In the lower court, the borrower unsuccessfully argued provisions of the rarely-used Unconscionable Transactions Relief Act (UTRA):[6] According to the loan documents, as of June 5, 2023, Mr. Steinberg owed BridgePoint $312,936.18 (after credit for the $70,000 paid in May 2022), with interest continuing to accrue. Mr. Steinberg’s position before the motion judge was that BridgePoint’s interest should be capped at 1.5 times the principal borrowed and that any additional interest charges were unconscionable. He relied on the Unconscionable Transactions Relief Act, R.S.O. 1990, c. U.2 (“UTRA”). Section 2 of UTRA allows a court to set aside loan agreements, in whole or in part, if the cost of the loan is excessive and the transaction is harsh and unconscionable.

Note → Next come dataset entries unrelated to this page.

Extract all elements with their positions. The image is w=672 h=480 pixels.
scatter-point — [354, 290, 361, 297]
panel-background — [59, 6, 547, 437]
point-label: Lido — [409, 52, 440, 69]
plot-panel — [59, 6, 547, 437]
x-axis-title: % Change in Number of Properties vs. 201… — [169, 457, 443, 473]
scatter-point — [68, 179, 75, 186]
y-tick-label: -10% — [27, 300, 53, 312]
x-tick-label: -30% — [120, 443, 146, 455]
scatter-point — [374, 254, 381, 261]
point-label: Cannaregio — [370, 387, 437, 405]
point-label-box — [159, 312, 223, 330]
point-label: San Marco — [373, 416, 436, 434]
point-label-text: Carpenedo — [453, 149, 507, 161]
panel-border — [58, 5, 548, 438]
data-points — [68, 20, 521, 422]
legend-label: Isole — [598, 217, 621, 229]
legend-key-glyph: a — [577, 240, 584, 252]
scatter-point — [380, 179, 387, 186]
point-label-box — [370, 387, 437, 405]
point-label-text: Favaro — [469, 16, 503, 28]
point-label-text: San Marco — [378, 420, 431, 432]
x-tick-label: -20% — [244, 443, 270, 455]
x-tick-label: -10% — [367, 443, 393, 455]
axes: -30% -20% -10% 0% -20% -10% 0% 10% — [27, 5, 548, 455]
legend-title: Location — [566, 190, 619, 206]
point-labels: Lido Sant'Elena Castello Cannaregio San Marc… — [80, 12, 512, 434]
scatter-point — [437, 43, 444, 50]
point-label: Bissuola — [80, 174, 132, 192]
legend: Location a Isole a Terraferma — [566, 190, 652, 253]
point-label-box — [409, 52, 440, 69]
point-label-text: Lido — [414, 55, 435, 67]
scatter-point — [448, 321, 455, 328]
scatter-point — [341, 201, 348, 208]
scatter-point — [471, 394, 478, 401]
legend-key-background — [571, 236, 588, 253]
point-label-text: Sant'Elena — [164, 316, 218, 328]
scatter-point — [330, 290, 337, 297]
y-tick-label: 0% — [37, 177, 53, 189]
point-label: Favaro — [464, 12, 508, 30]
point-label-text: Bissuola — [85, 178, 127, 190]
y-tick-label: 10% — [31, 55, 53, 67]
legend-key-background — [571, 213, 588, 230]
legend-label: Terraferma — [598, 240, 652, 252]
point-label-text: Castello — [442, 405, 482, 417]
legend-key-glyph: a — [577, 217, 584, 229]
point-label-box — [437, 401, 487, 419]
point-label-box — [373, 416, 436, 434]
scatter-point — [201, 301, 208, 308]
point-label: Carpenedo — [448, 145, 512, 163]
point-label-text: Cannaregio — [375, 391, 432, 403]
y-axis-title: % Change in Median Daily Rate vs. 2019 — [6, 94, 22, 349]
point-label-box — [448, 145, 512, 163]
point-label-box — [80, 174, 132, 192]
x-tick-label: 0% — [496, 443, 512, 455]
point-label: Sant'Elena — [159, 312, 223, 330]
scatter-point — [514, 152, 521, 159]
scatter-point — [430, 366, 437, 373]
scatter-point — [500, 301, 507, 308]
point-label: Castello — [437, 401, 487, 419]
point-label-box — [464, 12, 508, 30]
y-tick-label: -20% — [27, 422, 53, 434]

[7] The motion judge rejected the contention that the interest on the loans was unconscionable. She said:I find that the litigation loans are contractually sound. Mr. Steinberg cannot now claim that the interest rate is unconscionable in light of the legal advice he received when obtaining the loans and based upon his signed acknowledgment on two different occasions where he acknowledged the quantum of interest that would accrue with time. ....
[10] On appeal, BridgePoint challenges the reduction of interest. We agree that the reduction cannot stand.
[11] Once the motion judge found that the loan transactions were not unconscionable, there was no basis to vary the interest owing. UTRA, which was the only basis upon which Mr. Steinberg relied on the motion, does not give the court the power to vary interest charges without a finding that the transaction is “harsh and unconscionable”.
[12] Mr. Steinberg argued, on appeal, that the reduction could be justified based on the equitable doctrine of unconscionability described in Uber Technologies Inc. v. Heller, 2020 SCC 16, [2020] S.C.R. 118. Leaving aside the issue of how that doctrine applies to loan agreements, which are the subject of a specific statutory regime in UTRA, there are two problems with this argument. First, that was not the basis on which Mr. Steinberg brought his motion. Second, the doctrine requires a finding of unconscionability, which the motion judge did not make. Her finding that the transactions were not unconscionable, because Mr. Steinberg had independent legal representation and signed acknowledgments confirming his understanding of how interest would accrue, was supported by the record and is entitled to deference in this court.[4]
[13] ... Courts are not generally empowered to rewrite contracts or relieve parties against the consequences of an improvident bargain: Pacific National Investments Ltd. v. Victoria (City), 2004 SCC 75, [2004] 3 S.C.R. 575, at para. 31.